In the 1980s The Body Shop appeared on the scene and shook up the soap market with products that sounded nice enough to eat– mango, coconut, honey, strawberry. It was timely, as the green movement was gaining traction. And women were quick to embrace the idea that such soaps were kinder to their skin. Colgate Palmolive, by comparison, looked dull and dated. Worse still, it was easy to imaging it coming off an industrial production line in Indiana, whereas you could picture Body Shop soap being made by hand in the third world using fruit grown by local farmers.
Our brief was to create double page spreads in quality women’s magazines that would “establish Colgate Palmolive’s green credentials” and suggest “a skincare benefit”.
In search of Palm Nuts
We were given surprisingly little information on how the product was made, but we figured there was a clue in the name. This was before the days of the internet so we couldn’t just rely on Google and Wikipedia. I took the tube to Charing Cross Road (where the biggest bookshops were) and bought everything I could find on soap, from chemistry to skincare.
We discovered that one of the main ingredients in Palmolive was Palm Oil (hence the name, duh!). This was an extract from the Palm Nut. A fruit a bit like an avocado or a mango, it has a fleshy outer layer enclosing a rough kernel, both of which can be crushed to extract two different oils. Although these can be grown in the UK (Kew Gardens) it’s pretty hard to ripen them – so we tried to swing a trip to West Africa for research purposes. We nearly pulled it off, but not quite.
Doing it differently
We then looked at the ads being run by the main competitors (not Body Shop – what little advertising they did tended to be for the whole range of products and their shops). Rival brands liked to feature a woman in a bath covered in bubbles, with precious little reference to what went into the product.
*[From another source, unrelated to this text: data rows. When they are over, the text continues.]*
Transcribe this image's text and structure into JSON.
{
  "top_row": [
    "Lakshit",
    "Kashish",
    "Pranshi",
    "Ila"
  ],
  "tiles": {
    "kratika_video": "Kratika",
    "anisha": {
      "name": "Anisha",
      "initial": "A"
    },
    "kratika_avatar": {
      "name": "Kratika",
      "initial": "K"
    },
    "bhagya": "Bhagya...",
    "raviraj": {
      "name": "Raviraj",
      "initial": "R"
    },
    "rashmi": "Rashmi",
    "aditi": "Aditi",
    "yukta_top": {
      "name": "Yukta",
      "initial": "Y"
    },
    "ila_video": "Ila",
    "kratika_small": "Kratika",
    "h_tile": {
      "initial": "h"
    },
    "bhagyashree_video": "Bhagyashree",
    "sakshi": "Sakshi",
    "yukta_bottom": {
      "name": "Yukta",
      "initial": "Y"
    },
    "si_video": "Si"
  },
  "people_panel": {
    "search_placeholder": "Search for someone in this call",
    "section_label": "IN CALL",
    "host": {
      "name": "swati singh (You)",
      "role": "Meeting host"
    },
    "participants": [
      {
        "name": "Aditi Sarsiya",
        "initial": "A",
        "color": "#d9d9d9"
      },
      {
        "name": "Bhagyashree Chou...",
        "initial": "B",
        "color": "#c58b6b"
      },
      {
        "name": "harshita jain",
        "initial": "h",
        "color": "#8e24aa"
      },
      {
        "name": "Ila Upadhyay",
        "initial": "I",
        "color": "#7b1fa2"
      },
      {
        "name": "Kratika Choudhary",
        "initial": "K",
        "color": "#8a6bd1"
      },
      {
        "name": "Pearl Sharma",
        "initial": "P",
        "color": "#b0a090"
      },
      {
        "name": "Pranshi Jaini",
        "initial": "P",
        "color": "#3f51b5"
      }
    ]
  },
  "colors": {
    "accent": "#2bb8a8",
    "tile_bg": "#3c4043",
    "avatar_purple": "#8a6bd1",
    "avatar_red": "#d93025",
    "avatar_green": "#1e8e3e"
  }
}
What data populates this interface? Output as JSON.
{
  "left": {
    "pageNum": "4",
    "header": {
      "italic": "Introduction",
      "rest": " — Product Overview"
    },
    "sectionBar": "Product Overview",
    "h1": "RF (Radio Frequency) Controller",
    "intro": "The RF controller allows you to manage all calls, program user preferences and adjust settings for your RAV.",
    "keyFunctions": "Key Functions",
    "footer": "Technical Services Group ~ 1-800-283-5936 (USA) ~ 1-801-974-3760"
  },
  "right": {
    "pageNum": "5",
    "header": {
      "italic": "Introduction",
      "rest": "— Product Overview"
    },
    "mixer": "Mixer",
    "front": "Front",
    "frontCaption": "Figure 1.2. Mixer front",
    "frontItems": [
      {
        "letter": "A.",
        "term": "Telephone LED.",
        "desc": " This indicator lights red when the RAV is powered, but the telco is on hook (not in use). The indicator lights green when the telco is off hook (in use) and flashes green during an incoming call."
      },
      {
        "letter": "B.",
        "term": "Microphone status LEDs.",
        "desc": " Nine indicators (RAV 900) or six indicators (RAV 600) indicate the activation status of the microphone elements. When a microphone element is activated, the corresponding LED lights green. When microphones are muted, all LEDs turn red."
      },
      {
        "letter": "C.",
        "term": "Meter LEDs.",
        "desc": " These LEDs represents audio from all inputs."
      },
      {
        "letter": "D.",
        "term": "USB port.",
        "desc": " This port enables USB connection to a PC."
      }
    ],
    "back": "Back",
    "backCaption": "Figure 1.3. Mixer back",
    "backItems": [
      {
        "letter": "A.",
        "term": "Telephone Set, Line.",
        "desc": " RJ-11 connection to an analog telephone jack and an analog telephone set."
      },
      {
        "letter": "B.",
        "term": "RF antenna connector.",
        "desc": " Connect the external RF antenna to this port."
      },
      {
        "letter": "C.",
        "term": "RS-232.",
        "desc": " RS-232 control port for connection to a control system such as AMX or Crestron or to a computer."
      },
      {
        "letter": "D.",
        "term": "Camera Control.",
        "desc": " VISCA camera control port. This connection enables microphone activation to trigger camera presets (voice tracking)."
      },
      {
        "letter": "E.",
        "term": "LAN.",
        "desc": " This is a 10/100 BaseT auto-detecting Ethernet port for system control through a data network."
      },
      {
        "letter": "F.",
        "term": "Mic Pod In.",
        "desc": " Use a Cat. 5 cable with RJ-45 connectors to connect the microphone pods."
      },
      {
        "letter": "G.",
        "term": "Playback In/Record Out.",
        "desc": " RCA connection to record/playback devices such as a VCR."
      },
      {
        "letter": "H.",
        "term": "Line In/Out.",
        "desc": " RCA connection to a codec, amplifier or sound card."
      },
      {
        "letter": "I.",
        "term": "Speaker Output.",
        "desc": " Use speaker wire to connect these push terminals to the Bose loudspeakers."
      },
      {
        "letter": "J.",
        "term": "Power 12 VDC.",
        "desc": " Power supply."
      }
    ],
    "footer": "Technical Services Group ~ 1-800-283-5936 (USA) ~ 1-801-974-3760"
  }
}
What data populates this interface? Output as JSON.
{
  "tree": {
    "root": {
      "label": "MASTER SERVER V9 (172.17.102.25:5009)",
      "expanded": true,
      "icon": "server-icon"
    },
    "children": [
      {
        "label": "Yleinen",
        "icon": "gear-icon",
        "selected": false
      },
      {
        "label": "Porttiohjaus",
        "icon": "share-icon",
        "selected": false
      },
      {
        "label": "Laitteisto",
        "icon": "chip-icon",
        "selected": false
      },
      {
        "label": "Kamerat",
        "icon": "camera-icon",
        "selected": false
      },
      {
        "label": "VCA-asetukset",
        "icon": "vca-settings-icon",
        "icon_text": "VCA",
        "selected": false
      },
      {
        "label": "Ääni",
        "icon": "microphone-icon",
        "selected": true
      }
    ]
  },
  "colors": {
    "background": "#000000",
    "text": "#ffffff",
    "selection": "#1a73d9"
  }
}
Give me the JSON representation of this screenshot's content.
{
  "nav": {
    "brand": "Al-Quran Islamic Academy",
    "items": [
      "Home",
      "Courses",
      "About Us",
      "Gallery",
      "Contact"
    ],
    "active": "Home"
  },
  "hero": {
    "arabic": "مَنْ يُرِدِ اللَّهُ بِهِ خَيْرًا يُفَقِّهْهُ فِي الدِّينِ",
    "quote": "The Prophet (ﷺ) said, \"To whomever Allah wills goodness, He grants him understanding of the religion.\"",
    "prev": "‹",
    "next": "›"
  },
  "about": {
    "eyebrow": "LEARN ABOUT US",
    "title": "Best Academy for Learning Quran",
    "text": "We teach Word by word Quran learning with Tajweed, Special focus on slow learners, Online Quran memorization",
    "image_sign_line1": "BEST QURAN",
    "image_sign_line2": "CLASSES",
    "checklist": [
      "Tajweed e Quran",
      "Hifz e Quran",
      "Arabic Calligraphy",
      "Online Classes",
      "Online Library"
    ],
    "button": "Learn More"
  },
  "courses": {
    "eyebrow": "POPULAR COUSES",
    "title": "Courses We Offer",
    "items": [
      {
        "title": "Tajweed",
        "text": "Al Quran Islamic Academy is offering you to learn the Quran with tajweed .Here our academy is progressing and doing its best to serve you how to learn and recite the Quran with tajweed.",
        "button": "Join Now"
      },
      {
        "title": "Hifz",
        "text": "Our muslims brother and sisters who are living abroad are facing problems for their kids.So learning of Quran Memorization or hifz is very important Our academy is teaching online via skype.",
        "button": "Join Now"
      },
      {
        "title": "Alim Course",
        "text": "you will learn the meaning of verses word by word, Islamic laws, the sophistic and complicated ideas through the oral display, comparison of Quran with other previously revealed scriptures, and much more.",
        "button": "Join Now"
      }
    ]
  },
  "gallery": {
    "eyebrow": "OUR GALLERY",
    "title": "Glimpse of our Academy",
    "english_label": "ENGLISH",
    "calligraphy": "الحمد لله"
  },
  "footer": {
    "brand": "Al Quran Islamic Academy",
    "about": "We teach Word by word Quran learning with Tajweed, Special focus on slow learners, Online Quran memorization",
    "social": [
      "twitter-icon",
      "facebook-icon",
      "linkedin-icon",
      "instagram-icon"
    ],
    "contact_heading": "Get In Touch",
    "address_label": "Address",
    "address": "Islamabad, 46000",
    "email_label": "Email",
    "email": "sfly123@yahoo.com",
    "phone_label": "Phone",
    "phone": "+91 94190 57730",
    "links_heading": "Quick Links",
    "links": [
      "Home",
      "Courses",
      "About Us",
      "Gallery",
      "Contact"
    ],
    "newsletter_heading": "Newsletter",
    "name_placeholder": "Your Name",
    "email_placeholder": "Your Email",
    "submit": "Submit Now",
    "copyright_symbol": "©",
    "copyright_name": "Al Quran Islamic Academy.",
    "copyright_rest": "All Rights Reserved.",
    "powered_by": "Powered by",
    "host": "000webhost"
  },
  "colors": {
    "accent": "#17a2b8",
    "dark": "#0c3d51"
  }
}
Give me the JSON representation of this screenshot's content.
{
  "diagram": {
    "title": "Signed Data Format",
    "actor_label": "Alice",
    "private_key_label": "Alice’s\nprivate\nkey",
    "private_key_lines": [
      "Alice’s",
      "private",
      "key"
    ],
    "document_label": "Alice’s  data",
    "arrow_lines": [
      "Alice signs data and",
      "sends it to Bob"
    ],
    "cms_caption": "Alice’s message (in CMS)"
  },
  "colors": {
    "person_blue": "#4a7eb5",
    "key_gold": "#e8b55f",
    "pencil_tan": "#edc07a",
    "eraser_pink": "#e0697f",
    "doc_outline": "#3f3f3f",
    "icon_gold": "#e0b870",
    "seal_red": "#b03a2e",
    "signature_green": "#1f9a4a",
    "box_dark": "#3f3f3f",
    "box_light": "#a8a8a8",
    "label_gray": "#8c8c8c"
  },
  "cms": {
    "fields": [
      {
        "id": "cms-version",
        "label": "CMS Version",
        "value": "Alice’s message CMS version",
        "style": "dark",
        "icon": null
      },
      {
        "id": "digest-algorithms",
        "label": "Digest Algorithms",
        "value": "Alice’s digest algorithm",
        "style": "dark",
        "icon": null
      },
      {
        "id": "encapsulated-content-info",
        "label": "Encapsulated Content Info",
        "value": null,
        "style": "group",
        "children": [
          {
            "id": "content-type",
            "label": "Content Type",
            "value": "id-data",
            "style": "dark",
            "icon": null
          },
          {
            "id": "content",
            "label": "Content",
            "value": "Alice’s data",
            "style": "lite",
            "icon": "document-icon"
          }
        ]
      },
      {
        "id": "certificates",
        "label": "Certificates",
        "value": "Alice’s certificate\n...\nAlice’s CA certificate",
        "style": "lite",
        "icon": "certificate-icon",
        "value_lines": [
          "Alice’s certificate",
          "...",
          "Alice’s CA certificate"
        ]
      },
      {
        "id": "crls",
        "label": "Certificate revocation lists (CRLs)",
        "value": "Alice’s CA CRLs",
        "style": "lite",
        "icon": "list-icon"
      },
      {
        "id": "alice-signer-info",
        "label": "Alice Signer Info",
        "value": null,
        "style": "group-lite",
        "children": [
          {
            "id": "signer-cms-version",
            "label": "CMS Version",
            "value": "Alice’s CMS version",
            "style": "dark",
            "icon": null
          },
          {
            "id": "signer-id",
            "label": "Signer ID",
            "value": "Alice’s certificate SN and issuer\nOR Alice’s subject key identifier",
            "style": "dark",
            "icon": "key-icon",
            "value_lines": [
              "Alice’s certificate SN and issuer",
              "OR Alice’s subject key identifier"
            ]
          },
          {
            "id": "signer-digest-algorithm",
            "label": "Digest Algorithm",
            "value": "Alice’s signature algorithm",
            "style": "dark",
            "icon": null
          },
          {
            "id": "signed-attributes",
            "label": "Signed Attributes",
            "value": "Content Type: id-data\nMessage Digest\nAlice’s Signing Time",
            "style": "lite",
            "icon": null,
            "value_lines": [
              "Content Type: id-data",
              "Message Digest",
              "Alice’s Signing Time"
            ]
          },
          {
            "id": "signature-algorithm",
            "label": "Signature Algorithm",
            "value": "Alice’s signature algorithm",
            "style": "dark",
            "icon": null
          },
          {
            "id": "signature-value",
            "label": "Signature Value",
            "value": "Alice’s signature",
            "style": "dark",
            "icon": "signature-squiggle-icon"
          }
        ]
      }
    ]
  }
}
So we decided to differentiate Colgate Palmolive by taking the opposite approach – no bathing beauties and ads that, although attractive, told stories about the soap.
We did one about the fruit, one about the nut and a third featuring a native woman from West Africa. Back in the 1980s you didn’t see many black models in ads, especially those run by big US multinationals, so this was quite radical at the time, and definitely different. I remember client meeting where they the people from Palmolive were very uncomfortable. They managed to avoid using the word “black” or “coloured”, preferring to suggest we picked a model who was more “aspirational”. Happily we won them over.
Hopefully these three ads speak for themselves. They were very different at the time. There was a clear skincare benefit, so they were motivational. And they were executed in a very impactful and intriguing way. A classic example of a story that sells.
They helped ward off any challenge from the Body Shop and established a firm foundation of green credential that the company then used to launch a huge range of new products (shower gel and liquid soaps were just entering the market).
NB, the fruit and the nut are not real – they were made in a model studio. Looking at Wikipedia, years later, I think the nut model is wildly inaccurate – they should have flown us to Africa!
Also, the strapline “Palmolive by name. And by nature” is ours.
Finally, we tried to push the campaign even further with ads featuring Queen Victoria and Abraham Lincoln. They were extremely different from any soap ads we’d ever seen – but too eccentric for the cautious people at Colgate Palmolive.